Google tapped into genuine anxiety tech leaders at customer companies are having over vendor lock-in in the cloud. Back in the client-server days, most of these folks got locked into a tech stack where they were at the mercy of the vendor. It’s something companies desperately want to avoid this go-round.
With Anthos, Google claimed you could take an application, package it in a container, and then move it freely between clouds without having to rewrite it for the underlying infrastructure. It was and remains a compelling idea.
This year, the company is updating the product to include a couple of speciality workloads that didn’t get into version 1.0 last year. For starters, many customers aren’t just multi-cloud, meaning they have workloads on various infrastructure cloud vendors, they are also hybrid. That means they still have workloads on-prem in their own data centers, as well as in the cloud, and Google wanted to provide a way to include these workloads in Anthos.
Pali Bhat, VP of product and design at Google Cloud says they have heard customers still have plenty of applications on premises and they want a way to package them as containerized, cloud native workloads.
“They do want to be able to bring all of the benefits of cloud to both their own data centers, but also to any cloud they choose to use. And what Anthos enables them to do is go on this journey of modernization and digital transformation and be able to take advantage of it by writing once and running it anywhere, and that’s a really cool vision,” Bhat said.
And while some companies have made the move from on prem to the cloud, they still want the comfort of working on bare metal where they are the only tenant. The cloud typically offers a multi-tenant environment where users share space on servers, but bare metal gives a customer the benefits of being in the cloud with the ability to control your own destiny as you do on prem.
Customers were asking for Anthos to support bare metal, and so Google gave the people what they wanted and are releasing a beta of Anthos for bare metal this week, which Bhat says provides the answer for companies looking to have the benefits of Anthos at the edge.
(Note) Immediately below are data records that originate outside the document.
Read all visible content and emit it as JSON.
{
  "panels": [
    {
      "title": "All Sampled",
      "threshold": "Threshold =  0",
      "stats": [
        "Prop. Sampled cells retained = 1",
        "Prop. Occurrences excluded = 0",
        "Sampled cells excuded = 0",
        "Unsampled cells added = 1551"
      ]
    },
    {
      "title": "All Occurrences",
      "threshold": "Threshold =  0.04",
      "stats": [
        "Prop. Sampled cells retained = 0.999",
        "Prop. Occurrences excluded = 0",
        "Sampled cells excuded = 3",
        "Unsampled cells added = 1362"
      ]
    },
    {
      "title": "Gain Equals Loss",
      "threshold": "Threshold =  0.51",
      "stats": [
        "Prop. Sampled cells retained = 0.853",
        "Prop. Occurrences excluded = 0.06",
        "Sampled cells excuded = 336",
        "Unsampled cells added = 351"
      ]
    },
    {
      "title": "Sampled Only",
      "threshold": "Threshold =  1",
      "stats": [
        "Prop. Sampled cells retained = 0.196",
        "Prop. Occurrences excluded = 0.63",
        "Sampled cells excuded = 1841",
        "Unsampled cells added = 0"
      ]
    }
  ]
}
“[The bare metal support] lets customers run Anthos […] at edge locations without using any hypervisor. So this is a huge benefit for customers who are looking to minimize unnecessary overhead and unlock new use cases, especially both in the cloud and on the edge,” Bhat said.
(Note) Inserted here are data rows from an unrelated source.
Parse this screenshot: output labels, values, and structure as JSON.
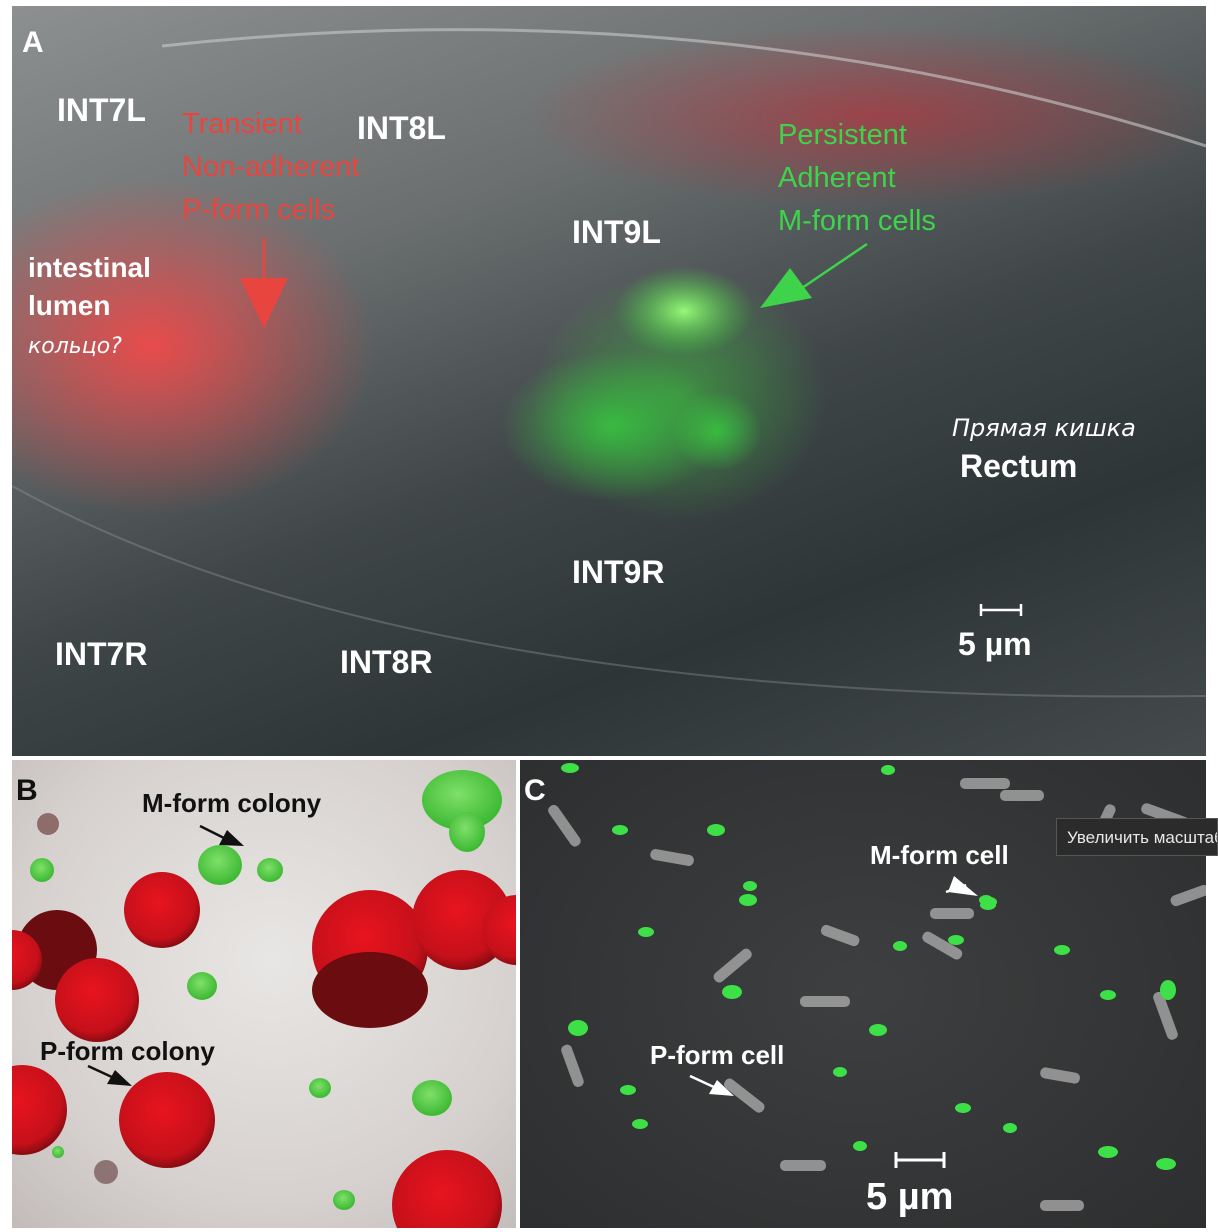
{
  "panel_a": {
    "letter": "A",
    "int7l": "INT7L",
    "int8l": "INT8L",
    "int9l": "INT9L",
    "int7r": "INT7R",
    "int8r": "INT8R",
    "int9r": "INT9R",
    "lumen_line1": "intestinal",
    "lumen_line2": "lumen",
    "lumen_note": "кольцо?",
    "transient_line1": "Transient",
    "transient_line2": "Non-adherent",
    "transient_line3": "P-form cells",
    "persistent_line1": "Persistent",
    "persistent_line2": "Adherent",
    "persistent_line3": "M-form cells",
    "rectum_note": "Прямая кишка",
    "rectum": "Rectum",
    "scale": "5 µm",
    "colors": {
      "red_text": "#e8453f",
      "green_text": "#3ed34a"
    }
  },
  "panel_b": {
    "letter": "B",
    "m_colony": "M-form colony",
    "p_colony": "P-form colony",
    "colors": {
      "p_colony": "#c8141c",
      "m_colony": "#48c83c"
    }
  },
  "panel_c": {
    "letter": "C",
    "m_cell": "M-form cell",
    "p_cell": "P-form cell",
    "scale": "5 µm"
  },
  "tooltip": {
    "text": "Увеличить масштаб"
  }
}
Anthos is part of a broader cloud modernization platform that Google Cloud is offering customers that includes GKE (the Kubernetes engine), Cloud Functions (the serverless offering) and Cloud Run (container run time platform). Bhat says this set of products taps into a couple of trends they are seeing with customers. First of all, as we move deeper into the pandemic companies are looking for ways to cut costs while making a faster push to the cloud. The second is taking advantage of that push by becoming more agile and innovative.
It seems to be working. Bhat reports that in Q2, the company the company has seen a lot of interest. “One of the things in Q2 of 2020 that we’ve seen is that just Q2, over 100,000 companies used our application modernization platform and services,” he said.